Eminent Domain Sets Off Controversy In Westville

Man May Lose Family Business

NBC 10 | September 20, 2005

WESTVILLE, N.J. -- A battle is brewing in a South Jersey town over the U.S. Supreme Court's ruling on eminent domain and the rights of local property owners.

Eminent domain is the legal principle allowing governments to take private property for public use in exchange for compensation. It is used to build roads, schools and neighborhood revitalization projects.

In June, the U.S. Supreme Court ruled local officials could also seize homes and businesses for private economic development.

Now, officials of Westville in Gloucester County are considering a proposal to buy out more than two dozen homes and businesses to make way for redevelopment. But some property owners are ready for a fight.

"If I wanted to sell, I'd put up a 'for sale' sign," said Louis Achilles.

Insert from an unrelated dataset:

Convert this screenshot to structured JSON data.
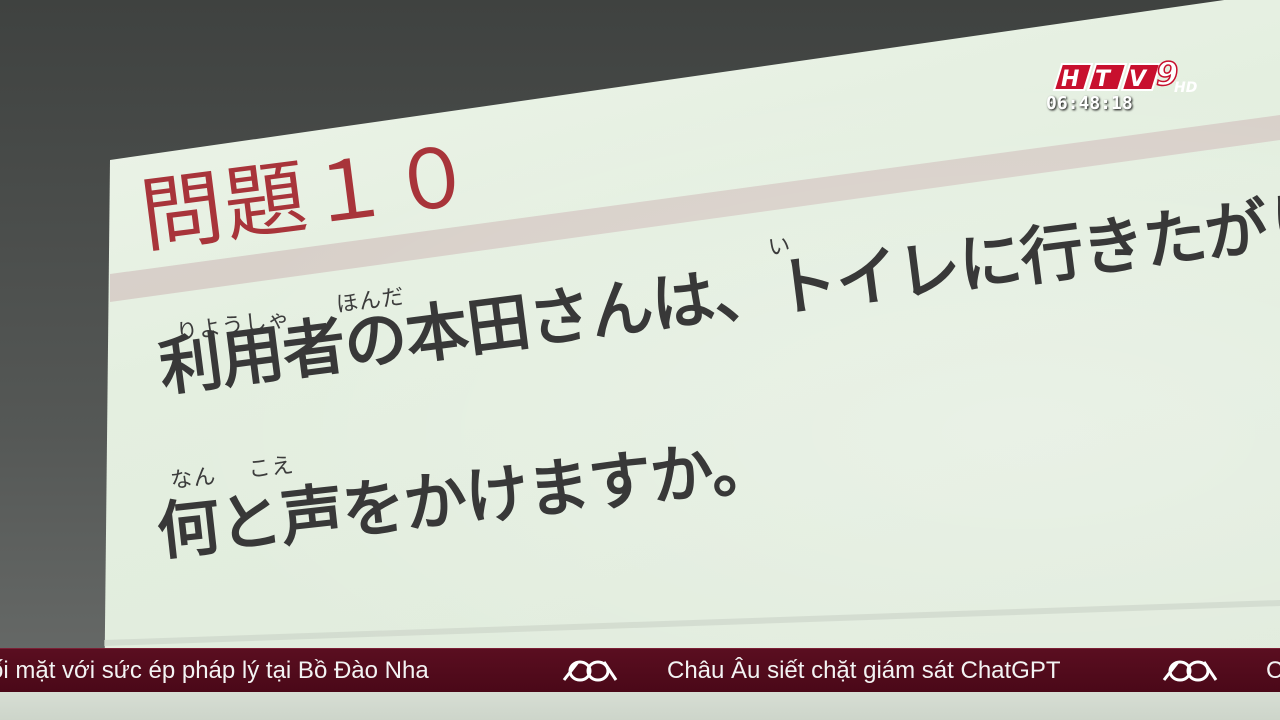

Achilles has signs in his home and business denouncing the possibility of the borough taking his property by eminent domain.

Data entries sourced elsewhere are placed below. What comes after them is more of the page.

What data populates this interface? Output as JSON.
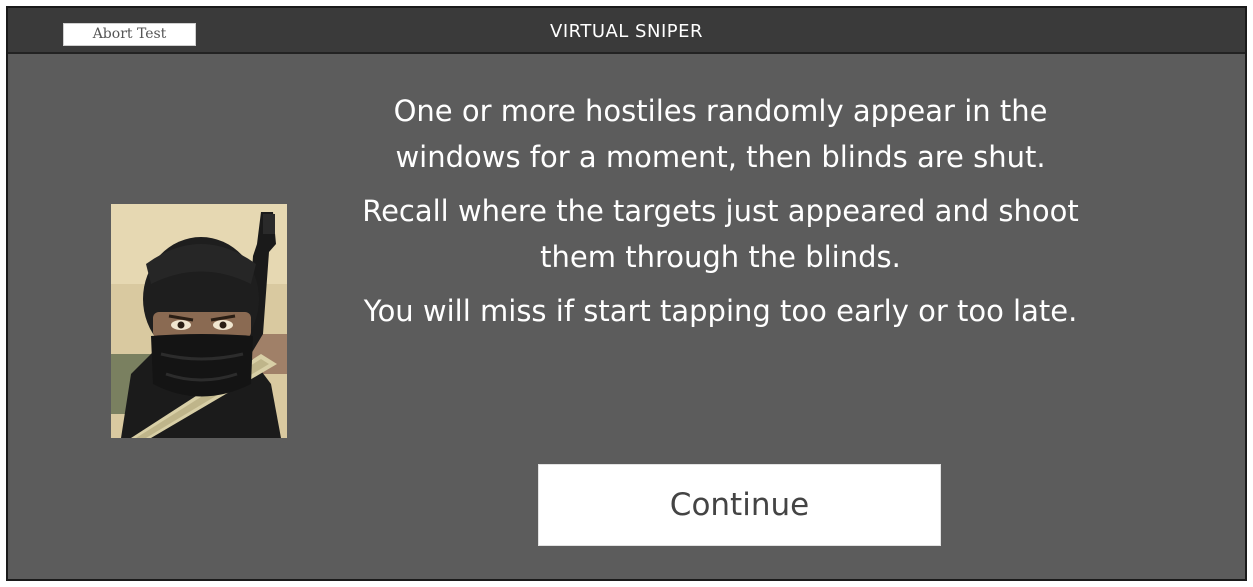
{
  "header": {
    "title": "VIRTUAL SNIPER",
    "abort_label": "Abort Test"
  },
  "main": {
    "portrait_icon": "masked-hostile-with-rifle",
    "instructions": [
      "One or more hostiles randomly appear in the windows for a moment, then blinds are shut.",
      "Recall where the targets just appeared and shoot them through the blinds.",
      "You will miss if start tapping too early or too late."
    ],
    "continue_label": "Continue"
  },
  "colors": {
    "background": "#5c5c5c",
    "title_bar": "#3a3a3a",
    "text": "#ffffff",
    "button": "#ffffff"
  }
}
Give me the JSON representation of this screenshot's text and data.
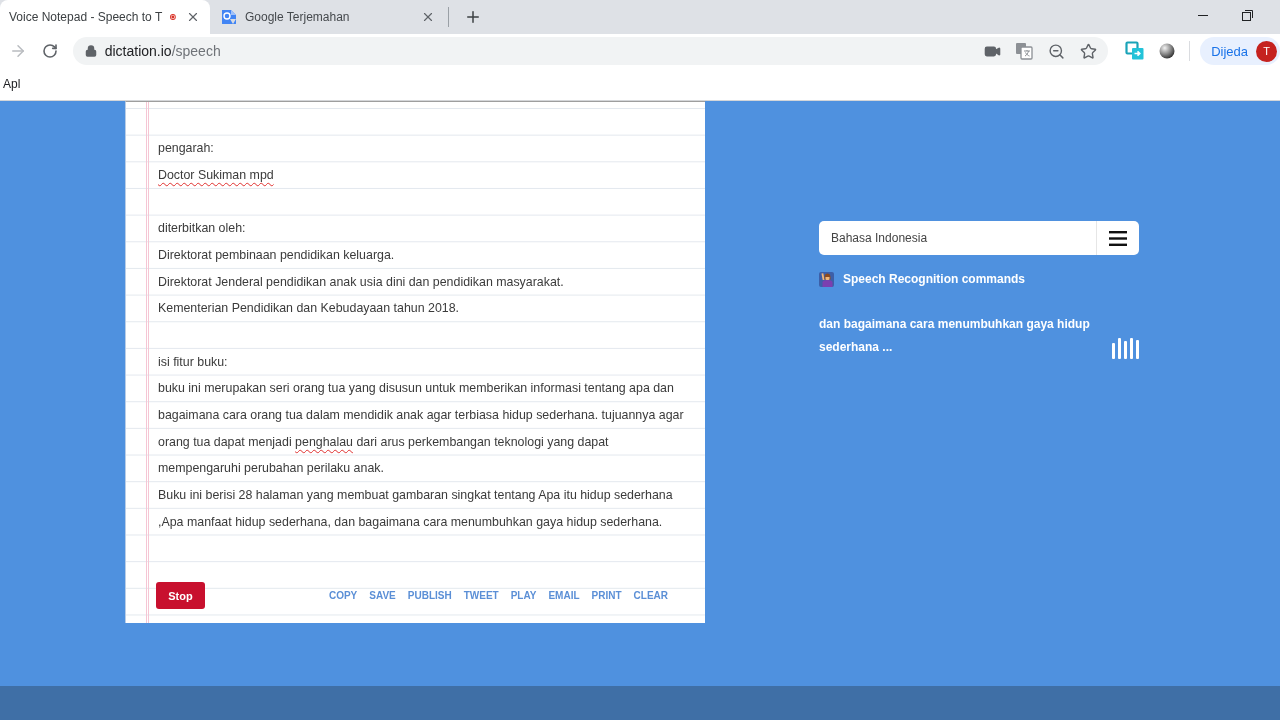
{
  "browser": {
    "tabs": [
      {
        "title": "Voice Notepad - Speech to T",
        "selected": true,
        "favicon": false,
        "recording": true
      },
      {
        "title": "Google Terjemahan",
        "selected": false,
        "favicon": true,
        "recording": false
      }
    ],
    "navigation": {
      "forward_disabled": true
    },
    "address": {
      "host": "dictation.io",
      "path": "/speech"
    },
    "profile": {
      "label": "Dijeda",
      "initial": "T"
    },
    "bookmarks": [
      "Apl"
    ]
  },
  "notepad": {
    "lines": [
      {
        "kind": "blank"
      },
      {
        "kind": "text",
        "parts": [
          {
            "text": "pengarah:",
            "misspelled": false
          }
        ]
      },
      {
        "kind": "text",
        "parts": [
          {
            "text": "Doctor Sukiman mpd",
            "misspelled": true
          }
        ]
      },
      {
        "kind": "blank"
      },
      {
        "kind": "text",
        "parts": [
          {
            "text": "diterbitkan oleh:",
            "misspelled": false
          }
        ]
      },
      {
        "kind": "text",
        "parts": [
          {
            "text": "Direktorat pembinaan pendidikan keluarga.",
            "misspelled": false
          }
        ]
      },
      {
        "kind": "text",
        "parts": [
          {
            "text": "Direktorat Jenderal pendidikan anak usia dini dan pendidikan masyarakat.",
            "misspelled": false
          }
        ]
      },
      {
        "kind": "text",
        "parts": [
          {
            "text": "Kementerian Pendidikan dan Kebudayaan tahun 2018.",
            "misspelled": false
          }
        ]
      },
      {
        "kind": "blank"
      },
      {
        "kind": "text",
        "parts": [
          {
            "text": "isi fitur buku:",
            "misspelled": false
          }
        ]
      },
      {
        "kind": "text",
        "parts": [
          {
            "text": "buku ini merupakan seri orang tua yang disusun untuk memberikan informasi tentang apa dan",
            "misspelled": false
          }
        ]
      },
      {
        "kind": "text",
        "parts": [
          {
            "text": "bagaimana cara orang tua dalam mendidik anak agar terbiasa hidup sederhana. tujuannya agar",
            "misspelled": false
          }
        ]
      },
      {
        "kind": "text",
        "parts": [
          {
            "text": "orang tua dapat menjadi ",
            "misspelled": false
          },
          {
            "text": "penghalau",
            "misspelled": true
          },
          {
            "text": " dari arus perkembangan teknologi yang dapat",
            "misspelled": false
          }
        ]
      },
      {
        "kind": "text",
        "parts": [
          {
            "text": "mempengaruhi perubahan perilaku anak.",
            "misspelled": false
          }
        ]
      },
      {
        "kind": "text",
        "parts": [
          {
            "text": "Buku ini berisi 28 halaman yang membuat gambaran singkat tentang Apa itu hidup sederhana",
            "misspelled": false
          }
        ]
      },
      {
        "kind": "text",
        "parts": [
          {
            "text": ",Apa manfaat hidup sederhana, dan bagaimana cara menumbuhkan gaya hidup sederhana.",
            "misspelled": false
          }
        ]
      },
      {
        "kind": "blank"
      }
    ],
    "stop_button": "Stop",
    "actions": [
      "COPY",
      "SAVE",
      "PUBLISH",
      "TWEET",
      "PLAY",
      "EMAIL",
      "PRINT",
      "CLEAR"
    ]
  },
  "sidebar": {
    "language": "Bahasa Indonesia",
    "commands_link": "Speech Recognition commands",
    "interim_text": "dan bagaimana cara menumbuhkan gaya hidup sederhana ..."
  }
}
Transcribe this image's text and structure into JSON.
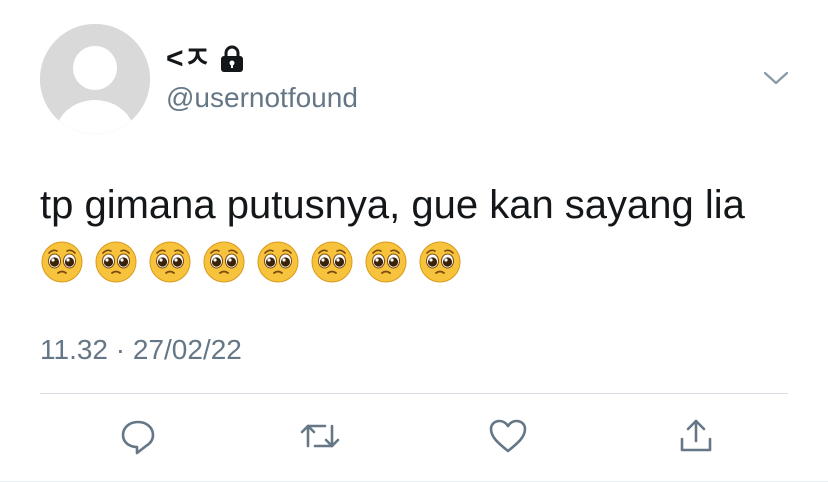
{
  "tweet": {
    "display_name": "<ㅈ",
    "handle": "@usernotfound",
    "text": "tp gimana putusnya, gue kan sayang lia",
    "emoji_count": 8,
    "emoji_name": "pleading-face",
    "timestamp": "11.32 · 27/02/22"
  },
  "icons": {
    "protected": "lock-icon",
    "more": "chevron-down-icon",
    "reply": "reply-icon",
    "retweet": "retweet-icon",
    "like": "heart-icon",
    "share": "share-icon"
  },
  "colors": {
    "text": "#14171a",
    "secondary": "#657786",
    "icon": "#657786",
    "avatar_bg": "#d9d9d9",
    "emoji_face": "#f7c23c"
  }
}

Achilles' business is one of about 30 properties on or near the Big Timber Creek that the borough wants to redevelop. His restaurant and seafood business has been in the family for three generations.

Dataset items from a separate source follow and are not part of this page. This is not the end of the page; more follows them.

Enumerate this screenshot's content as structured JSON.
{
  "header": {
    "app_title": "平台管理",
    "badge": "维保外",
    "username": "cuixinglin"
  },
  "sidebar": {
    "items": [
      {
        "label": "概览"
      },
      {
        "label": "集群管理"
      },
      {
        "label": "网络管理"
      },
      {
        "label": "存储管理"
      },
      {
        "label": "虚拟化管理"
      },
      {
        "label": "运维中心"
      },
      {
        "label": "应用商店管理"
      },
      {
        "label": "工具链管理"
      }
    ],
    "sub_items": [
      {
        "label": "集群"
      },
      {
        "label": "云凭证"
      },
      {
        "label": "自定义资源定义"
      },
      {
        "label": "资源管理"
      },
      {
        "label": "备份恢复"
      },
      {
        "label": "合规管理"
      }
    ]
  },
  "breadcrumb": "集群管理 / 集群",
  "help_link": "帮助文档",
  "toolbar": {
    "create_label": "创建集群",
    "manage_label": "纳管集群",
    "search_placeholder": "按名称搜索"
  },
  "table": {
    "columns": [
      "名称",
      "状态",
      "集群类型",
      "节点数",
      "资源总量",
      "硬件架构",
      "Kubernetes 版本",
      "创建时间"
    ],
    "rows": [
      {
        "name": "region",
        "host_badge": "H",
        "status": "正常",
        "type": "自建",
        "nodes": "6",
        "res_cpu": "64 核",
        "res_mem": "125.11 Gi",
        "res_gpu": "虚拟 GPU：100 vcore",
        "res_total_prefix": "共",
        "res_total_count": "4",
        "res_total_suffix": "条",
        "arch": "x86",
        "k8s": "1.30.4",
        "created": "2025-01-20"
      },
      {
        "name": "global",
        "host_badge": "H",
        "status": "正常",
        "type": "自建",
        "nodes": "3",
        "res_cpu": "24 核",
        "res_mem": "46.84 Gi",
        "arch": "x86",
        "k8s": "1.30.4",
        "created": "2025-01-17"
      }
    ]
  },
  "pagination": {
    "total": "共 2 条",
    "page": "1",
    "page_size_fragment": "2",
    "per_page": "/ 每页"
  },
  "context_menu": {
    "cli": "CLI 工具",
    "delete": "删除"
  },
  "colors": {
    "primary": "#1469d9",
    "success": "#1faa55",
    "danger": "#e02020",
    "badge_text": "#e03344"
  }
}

"It's our whole life. We worked hard to get this far and we want to turn it over to the boys," Achilles said.

Achilles and other residents recently got letters from the redeveloper offering them a price for their property, and if they don't take it the government will step in.

"We will refer the matter to the borough for formal condemnation," the letter said.

Mayor Bill Packer said that the letters threatening condemnation should not have been sent yet because a redevelopment plan hasn't been finalized.

"At that point, we will look at the plan and sit down with the developer and see if something can't be worked out," Packer said.

"There's no fair price for what's not for sale," Achilles said.

There will be two more public meetings before anyone finally decides what will go on the property. But for many residents, the issue isn't what is built there, but the way the property is acquired.